(Note: since this picture was taken, a significant amount of hair has migrated from the top of my head to under my chin.)

Galen Andrew

About me:

I have defended my dissertation as a PhD student in the CSE department at University of Washington. Recently I have been working with Emo Todorov in the Movement Control Laboratory on deep reinforcement learning for control of complex movements. I am also interested in deep representation learning in general.


You can email me at [my first name] at cs.washington.edu.



I wrote these notes on L-BFGS quasi-Newton optimization for a tutorial at MSR.

Software/Data downloads:

Source code, documentation and examples for DCCA are here. The c++ code relies on Boost libraries and Intel MKL. You can also download the acoustic and articulatory features we computed from the Wisconsin X-ray Microbeam Database: first fold only (150MB) or all folds (916MB).
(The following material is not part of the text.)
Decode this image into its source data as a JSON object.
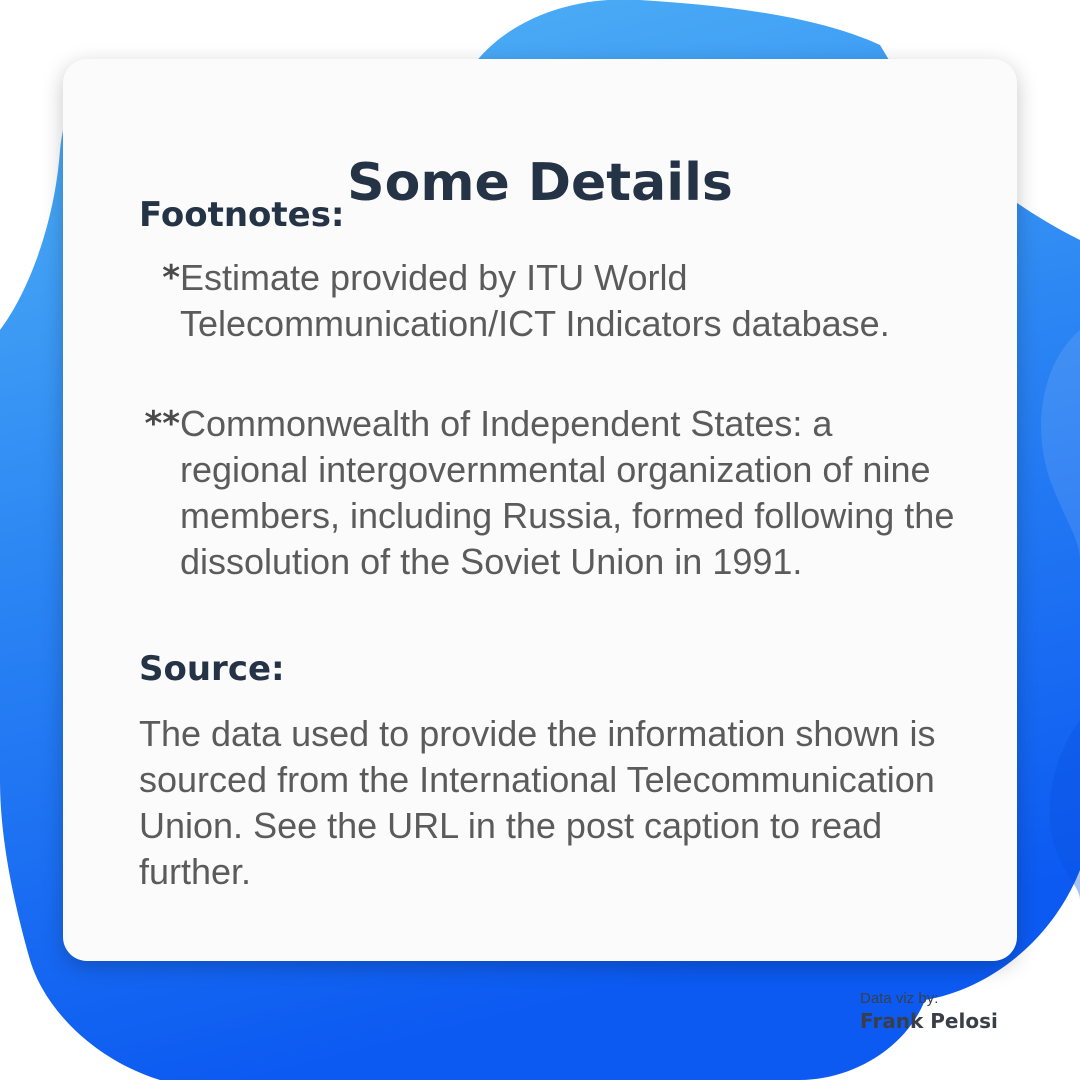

Source code for the OWL-QN L1 regularization optimization algorithm is available for download. You can define your own differentiable loss to optimize with L1 regularization, or use the standalone trainer for training L1-regularized least-squares or logistic regression models.

At Stanford, I wrote Tregex, a utility for matching patterns in syntax trees, similar to Tgrep-2. It contains essentially the same functionality as Tgrep-2, plus several extremely useful relations for natural language trees, for example "A is the lexical head of B". Due to lack of indexing, it is somewhat slower than Tgrep-2 when searching over large treebanks, but not prohibitively so. It is available publicly (under the GNU GPL) from the Stanford NLP group website.